Once the Agents decide that a file needs to be synced, they follow the "Disable differential sync" parameter in the profile.
Yes (default value) - the whole file will be simply synced across the network.
No - Agents will check file pieces, calculate their hashes so as to discover the changed pieces and sync only those.
2. To hash or not to hash?
The default behavior is for the Agents to not hash the file unless the file is requested to be synced. While this might seem to be an optimal solution it has a significant drawback: when a lot of files need to be synced, Agents will sync and hash at the same time, which will look like a slow data replication. This behavior is defined with a Lazy indexing parameter in the Job Profile.
- With its value set to true as the default behavior, the Agent does not hash the files but instead hashes them during upload requests or when any other agent explicitly asks to hash a file.
- If this value is set to false, the Agents will hash the files the same moment it discovers the file or file change.
The speed of hashing dramatically depends on the speed of the disk. It's generally highly advisable to enable the hashing of files, although hashing may take a long time.
Another custom parameter in the Job Profile is Force file owner to hash files. It works similarly to Lazy indexing but applies only to the file's owner. File owner is the Agent which has the latest file version or where the file originated initially. If the parameter is set to true, the file's owner will hash the files regardless of whether they need to be synced or not. However, this may greatly reduce the overall job's progress and performance. With Lazy indexing enabled, only the file's owner will know the hash of a file. So, if any remote Agent needs to download the file, the file's owner will be the only source of the file. Another side effect is that if a cloud Agent owns the file, the Agent must download the file to hash it.

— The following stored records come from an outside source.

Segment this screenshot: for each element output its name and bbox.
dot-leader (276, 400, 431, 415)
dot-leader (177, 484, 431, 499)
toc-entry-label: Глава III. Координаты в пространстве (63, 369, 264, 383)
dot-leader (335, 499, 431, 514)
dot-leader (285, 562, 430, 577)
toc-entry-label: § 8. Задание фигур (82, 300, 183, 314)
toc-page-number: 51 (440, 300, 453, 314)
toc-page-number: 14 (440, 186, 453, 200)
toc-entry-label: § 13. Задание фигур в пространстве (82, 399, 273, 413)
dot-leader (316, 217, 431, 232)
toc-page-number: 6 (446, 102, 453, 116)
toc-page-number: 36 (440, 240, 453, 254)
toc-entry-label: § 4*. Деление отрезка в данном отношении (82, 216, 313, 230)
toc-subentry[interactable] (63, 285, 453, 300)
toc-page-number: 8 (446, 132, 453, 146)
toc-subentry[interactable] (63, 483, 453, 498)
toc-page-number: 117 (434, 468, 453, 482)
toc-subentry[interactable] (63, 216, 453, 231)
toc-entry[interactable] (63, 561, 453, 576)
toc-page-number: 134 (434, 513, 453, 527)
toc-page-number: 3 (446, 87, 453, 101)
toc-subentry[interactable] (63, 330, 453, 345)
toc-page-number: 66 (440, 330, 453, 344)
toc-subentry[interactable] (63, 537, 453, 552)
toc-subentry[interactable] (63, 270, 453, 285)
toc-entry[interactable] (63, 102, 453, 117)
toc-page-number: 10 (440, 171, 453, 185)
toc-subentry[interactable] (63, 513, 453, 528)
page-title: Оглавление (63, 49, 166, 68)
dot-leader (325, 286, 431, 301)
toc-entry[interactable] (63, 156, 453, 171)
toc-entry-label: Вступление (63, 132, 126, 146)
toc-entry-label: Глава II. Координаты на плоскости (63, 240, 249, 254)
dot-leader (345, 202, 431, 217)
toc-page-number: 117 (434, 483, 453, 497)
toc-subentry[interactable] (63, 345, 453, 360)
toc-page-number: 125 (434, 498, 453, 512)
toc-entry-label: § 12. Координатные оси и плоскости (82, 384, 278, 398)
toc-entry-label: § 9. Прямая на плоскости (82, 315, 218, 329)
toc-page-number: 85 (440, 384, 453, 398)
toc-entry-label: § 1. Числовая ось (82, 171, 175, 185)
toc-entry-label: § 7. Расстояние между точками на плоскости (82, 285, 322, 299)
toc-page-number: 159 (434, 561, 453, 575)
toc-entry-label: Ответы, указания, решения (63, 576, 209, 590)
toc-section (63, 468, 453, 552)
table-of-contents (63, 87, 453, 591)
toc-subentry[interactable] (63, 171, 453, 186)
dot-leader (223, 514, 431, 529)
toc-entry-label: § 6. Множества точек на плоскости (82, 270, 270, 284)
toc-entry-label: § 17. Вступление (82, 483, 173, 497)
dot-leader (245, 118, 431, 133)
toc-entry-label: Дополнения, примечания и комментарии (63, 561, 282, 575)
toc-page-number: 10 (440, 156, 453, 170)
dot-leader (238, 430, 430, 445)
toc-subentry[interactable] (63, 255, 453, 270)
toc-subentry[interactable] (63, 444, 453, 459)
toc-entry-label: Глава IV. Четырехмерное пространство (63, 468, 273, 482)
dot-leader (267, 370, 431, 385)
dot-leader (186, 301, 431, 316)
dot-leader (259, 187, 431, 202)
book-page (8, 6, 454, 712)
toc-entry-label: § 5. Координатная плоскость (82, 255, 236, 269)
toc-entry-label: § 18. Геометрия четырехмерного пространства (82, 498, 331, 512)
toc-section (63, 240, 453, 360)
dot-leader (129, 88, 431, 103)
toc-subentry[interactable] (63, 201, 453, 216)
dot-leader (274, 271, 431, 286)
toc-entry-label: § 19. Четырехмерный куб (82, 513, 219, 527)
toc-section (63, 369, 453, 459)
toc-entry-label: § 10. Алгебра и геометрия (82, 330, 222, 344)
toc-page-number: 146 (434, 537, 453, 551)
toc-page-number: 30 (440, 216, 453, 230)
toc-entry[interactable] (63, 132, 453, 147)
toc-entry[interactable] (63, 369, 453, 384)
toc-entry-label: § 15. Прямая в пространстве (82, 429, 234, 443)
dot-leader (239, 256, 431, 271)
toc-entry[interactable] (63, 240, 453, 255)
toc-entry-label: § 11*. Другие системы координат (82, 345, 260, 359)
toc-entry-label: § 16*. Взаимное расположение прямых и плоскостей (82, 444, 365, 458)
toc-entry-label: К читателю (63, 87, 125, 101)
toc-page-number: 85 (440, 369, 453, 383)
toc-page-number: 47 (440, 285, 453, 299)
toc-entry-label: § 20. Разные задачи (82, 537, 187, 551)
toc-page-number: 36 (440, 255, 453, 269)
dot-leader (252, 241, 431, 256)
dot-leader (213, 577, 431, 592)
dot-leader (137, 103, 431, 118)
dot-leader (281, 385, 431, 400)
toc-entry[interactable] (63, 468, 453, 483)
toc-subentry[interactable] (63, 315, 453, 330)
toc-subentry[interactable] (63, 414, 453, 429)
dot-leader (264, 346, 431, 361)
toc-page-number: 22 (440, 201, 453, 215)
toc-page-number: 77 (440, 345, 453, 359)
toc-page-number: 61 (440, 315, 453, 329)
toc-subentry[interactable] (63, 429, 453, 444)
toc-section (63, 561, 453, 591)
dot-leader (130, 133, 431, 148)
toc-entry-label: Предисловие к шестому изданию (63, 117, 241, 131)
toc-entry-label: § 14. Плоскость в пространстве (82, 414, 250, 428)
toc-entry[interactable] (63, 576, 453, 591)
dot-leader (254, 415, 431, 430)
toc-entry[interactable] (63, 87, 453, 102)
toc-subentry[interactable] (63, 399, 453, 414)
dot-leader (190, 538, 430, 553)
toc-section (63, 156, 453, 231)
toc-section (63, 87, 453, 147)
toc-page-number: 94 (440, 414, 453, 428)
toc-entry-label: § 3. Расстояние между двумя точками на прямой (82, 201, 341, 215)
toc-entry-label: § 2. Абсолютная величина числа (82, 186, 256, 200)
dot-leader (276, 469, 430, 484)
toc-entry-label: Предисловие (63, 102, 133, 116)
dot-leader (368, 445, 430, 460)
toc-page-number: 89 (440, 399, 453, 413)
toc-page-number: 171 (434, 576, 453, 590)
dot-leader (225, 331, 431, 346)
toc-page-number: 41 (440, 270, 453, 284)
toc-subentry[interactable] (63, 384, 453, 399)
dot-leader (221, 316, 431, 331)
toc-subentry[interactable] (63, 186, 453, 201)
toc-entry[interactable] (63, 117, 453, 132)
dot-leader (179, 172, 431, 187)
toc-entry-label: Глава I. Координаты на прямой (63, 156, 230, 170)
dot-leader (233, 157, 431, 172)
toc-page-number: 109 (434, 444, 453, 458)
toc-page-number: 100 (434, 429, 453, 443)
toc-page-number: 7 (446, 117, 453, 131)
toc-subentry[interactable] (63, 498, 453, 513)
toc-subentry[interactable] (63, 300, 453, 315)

Setting this parameter to false may improve the job's performance, but with enabled Lazy indexing, no Agent will have the file hashed, which will result in full file re-downloading if anything changes. This might be especially ineffective if cloud storage is involved.
If either hashing is enabled, adding the custom parameter prioritize_initial_indexing_mode with value 15 to Agent Profile is advisable. This will force Agents to first hash the files and only then merge the folder tree (don't do it in parallel).

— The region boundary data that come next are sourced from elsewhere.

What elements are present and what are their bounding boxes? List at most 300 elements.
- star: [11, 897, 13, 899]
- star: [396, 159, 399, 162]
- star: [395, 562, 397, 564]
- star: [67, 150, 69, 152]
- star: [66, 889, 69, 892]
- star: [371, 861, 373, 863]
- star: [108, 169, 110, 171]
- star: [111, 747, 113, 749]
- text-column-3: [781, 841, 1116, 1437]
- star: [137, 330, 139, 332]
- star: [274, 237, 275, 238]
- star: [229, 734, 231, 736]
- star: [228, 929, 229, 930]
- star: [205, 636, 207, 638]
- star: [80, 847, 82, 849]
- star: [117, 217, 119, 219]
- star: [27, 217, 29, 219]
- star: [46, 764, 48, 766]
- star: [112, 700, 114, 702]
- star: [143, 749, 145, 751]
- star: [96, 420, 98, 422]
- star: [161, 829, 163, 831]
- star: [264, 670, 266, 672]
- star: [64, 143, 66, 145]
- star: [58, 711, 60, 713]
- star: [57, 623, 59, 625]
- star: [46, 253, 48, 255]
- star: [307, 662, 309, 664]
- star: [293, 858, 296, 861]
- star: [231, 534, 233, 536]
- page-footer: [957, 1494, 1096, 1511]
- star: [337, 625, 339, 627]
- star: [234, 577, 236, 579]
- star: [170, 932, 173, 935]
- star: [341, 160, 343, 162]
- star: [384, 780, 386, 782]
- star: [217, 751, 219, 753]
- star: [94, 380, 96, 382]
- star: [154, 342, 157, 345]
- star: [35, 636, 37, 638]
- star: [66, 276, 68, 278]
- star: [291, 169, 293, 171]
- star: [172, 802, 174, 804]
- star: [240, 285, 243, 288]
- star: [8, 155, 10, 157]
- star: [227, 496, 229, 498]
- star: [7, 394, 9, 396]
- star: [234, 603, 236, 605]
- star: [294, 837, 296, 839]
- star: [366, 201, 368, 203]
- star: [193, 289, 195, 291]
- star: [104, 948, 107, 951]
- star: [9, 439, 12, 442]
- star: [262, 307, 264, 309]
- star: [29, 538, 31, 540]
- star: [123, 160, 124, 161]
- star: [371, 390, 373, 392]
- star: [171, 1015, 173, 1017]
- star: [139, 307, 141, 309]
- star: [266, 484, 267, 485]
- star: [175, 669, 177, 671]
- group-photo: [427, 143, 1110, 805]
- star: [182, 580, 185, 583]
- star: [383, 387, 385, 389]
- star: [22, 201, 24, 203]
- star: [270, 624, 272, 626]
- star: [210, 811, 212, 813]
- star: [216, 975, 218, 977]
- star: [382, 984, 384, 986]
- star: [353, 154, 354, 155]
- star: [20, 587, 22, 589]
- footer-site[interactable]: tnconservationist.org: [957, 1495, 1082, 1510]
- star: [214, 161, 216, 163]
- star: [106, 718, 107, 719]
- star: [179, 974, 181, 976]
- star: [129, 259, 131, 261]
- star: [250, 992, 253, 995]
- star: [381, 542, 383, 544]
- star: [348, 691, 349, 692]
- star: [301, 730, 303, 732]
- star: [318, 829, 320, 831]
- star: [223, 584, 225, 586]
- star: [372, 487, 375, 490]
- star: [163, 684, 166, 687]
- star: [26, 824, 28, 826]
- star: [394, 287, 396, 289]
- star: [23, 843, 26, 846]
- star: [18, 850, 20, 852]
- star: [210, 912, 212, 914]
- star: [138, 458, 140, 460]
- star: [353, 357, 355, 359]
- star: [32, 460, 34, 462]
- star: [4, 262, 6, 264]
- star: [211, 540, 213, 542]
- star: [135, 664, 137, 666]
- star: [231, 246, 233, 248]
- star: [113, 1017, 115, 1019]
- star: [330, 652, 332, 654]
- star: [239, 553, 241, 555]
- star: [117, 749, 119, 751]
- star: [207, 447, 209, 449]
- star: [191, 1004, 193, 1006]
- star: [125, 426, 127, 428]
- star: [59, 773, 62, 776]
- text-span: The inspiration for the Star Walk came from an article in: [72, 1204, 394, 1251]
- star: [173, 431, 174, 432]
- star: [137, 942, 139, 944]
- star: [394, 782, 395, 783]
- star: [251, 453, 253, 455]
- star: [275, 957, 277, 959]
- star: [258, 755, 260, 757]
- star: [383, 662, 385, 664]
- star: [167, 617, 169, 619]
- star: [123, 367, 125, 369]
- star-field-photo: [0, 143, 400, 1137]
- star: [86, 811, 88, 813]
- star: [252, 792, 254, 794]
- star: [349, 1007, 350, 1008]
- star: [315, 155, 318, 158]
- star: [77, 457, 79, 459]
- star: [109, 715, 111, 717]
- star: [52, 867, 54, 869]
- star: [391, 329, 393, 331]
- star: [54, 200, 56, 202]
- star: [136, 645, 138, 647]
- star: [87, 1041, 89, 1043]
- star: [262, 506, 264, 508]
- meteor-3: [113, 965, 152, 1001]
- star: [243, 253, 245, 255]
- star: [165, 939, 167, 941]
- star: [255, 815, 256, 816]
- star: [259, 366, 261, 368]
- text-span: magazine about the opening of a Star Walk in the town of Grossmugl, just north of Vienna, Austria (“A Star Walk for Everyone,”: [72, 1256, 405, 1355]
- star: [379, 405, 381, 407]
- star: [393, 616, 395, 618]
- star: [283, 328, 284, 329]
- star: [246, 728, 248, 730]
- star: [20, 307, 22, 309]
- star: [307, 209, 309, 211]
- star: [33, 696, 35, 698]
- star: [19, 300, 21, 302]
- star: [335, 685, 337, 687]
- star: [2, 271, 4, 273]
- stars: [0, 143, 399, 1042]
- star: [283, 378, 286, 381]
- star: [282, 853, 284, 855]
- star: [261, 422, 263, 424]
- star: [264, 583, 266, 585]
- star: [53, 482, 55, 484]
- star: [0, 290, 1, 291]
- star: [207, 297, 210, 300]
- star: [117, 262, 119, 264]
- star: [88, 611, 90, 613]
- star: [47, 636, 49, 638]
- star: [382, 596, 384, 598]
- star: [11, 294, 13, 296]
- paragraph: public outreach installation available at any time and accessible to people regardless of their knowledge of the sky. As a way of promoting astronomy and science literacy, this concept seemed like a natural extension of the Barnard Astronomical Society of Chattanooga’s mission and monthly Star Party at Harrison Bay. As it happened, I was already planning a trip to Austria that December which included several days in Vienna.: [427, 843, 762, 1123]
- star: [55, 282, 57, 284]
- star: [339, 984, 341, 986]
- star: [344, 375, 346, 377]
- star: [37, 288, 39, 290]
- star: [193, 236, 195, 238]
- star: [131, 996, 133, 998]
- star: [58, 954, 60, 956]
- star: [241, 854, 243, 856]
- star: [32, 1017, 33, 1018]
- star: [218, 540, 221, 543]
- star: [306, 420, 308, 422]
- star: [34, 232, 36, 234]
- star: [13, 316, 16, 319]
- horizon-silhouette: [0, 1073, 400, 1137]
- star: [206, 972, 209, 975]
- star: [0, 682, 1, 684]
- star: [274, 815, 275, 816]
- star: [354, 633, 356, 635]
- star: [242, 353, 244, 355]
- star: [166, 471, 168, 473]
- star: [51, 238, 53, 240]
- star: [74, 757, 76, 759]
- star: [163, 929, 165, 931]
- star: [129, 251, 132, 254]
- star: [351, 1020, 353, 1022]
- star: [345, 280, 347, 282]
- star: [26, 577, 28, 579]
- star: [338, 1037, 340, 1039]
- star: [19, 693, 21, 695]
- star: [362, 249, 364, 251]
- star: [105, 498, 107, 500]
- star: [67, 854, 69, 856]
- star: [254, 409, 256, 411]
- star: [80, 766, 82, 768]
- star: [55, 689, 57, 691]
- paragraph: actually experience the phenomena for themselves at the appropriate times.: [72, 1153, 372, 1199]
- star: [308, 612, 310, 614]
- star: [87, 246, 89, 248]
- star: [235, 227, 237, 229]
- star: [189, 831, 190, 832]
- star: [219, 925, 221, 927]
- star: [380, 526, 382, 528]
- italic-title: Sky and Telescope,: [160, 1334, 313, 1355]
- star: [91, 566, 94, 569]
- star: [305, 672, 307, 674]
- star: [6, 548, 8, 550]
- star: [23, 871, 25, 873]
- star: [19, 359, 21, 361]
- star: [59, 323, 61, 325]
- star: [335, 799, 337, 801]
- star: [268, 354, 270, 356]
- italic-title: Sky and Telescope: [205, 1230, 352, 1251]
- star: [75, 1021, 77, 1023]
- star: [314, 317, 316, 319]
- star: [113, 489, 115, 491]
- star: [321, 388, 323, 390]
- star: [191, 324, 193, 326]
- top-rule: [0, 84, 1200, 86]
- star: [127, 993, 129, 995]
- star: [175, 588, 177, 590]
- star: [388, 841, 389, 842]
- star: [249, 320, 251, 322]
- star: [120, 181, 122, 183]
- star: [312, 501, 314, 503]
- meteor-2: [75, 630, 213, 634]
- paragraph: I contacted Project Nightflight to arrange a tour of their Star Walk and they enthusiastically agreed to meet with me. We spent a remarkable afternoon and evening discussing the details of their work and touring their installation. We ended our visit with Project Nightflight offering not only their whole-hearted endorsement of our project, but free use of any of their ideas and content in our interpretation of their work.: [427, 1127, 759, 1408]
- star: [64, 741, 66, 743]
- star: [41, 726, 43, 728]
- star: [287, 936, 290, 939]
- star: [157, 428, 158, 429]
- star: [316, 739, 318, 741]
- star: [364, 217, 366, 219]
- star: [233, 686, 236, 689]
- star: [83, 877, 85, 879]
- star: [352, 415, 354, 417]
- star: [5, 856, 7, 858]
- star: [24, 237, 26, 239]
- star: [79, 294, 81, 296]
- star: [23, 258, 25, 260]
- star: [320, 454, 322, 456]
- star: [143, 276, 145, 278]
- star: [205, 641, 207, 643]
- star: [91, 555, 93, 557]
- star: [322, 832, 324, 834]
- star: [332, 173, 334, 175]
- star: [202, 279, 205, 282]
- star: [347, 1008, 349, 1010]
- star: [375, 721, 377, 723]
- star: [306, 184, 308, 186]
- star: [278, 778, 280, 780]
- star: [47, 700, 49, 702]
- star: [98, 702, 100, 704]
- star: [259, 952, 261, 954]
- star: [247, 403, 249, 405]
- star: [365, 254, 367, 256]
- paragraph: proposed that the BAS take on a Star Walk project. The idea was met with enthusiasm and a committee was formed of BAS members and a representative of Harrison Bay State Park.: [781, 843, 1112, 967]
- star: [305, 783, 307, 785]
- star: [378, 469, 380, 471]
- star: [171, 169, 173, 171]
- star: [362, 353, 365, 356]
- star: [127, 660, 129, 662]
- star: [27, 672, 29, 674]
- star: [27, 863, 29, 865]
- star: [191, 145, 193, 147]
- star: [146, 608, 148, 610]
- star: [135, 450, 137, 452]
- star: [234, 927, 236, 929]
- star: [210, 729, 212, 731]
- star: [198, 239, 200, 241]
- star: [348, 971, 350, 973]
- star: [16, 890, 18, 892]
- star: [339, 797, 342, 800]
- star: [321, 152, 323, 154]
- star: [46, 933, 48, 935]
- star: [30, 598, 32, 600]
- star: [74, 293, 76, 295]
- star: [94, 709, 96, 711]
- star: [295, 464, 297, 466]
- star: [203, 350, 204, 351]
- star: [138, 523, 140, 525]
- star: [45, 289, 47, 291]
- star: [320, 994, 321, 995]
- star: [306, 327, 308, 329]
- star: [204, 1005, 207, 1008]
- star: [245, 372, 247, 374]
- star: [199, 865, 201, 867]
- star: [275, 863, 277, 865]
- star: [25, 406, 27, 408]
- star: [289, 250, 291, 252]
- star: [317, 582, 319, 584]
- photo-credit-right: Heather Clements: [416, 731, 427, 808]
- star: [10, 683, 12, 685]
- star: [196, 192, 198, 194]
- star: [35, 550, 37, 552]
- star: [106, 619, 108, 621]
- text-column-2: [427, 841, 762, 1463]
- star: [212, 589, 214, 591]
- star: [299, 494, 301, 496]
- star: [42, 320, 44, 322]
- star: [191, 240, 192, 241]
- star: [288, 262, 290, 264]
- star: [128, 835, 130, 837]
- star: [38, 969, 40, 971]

Below are a few sample configurations to illustrate the idea:
Disable differential sync = Yes |
This is the default behavior. Optimal if the attributes of most of the files match; nothing will be synced. However, if anything is changed, only file's owner will have the hash of file, which will slow down data replication - all files will be redownloaded. |
Disable differential sync = No |
This configuration allows to discover and synchronize only file differences (instead of re-downloading the whole file) by forcing all Agents to hash all files in advance, even before they start merging folder trees. As a side effect - job won't perform any transfer activity until agents hash the files. - higher disk load is expected, reducing the overall job performance. |
Disable differential sync = No |
It is similar to sample #1. The difference between them is that if files change, only changed part will be synced |
Disable differential sync = No |
It is the fastest of all to bring the job in balance. If files differ, only changed part will be synched. No agent will hash the matching files. However, this is also a great disadvantage if files are moved around in the job folder - this will results in full file redownload. |
Other peculiarities
1) Archive. If files' timestamps don't perfectly match, ensure there's plenty of space for the Archive folder. If there's no, and no way to give more space, disable Archive through Agent profile at all (mind the other drawbacks of a disabled Archive and enable it back once the job folders are in balance).
2) File permissions. If modified timestamps match, file permissions will get randomly synced between all read-write peers. To avoid it, select Reference Agent in the job
3) Time required to get job folders in balance. If you go with "hash all in advance" scenario, it may take a long time.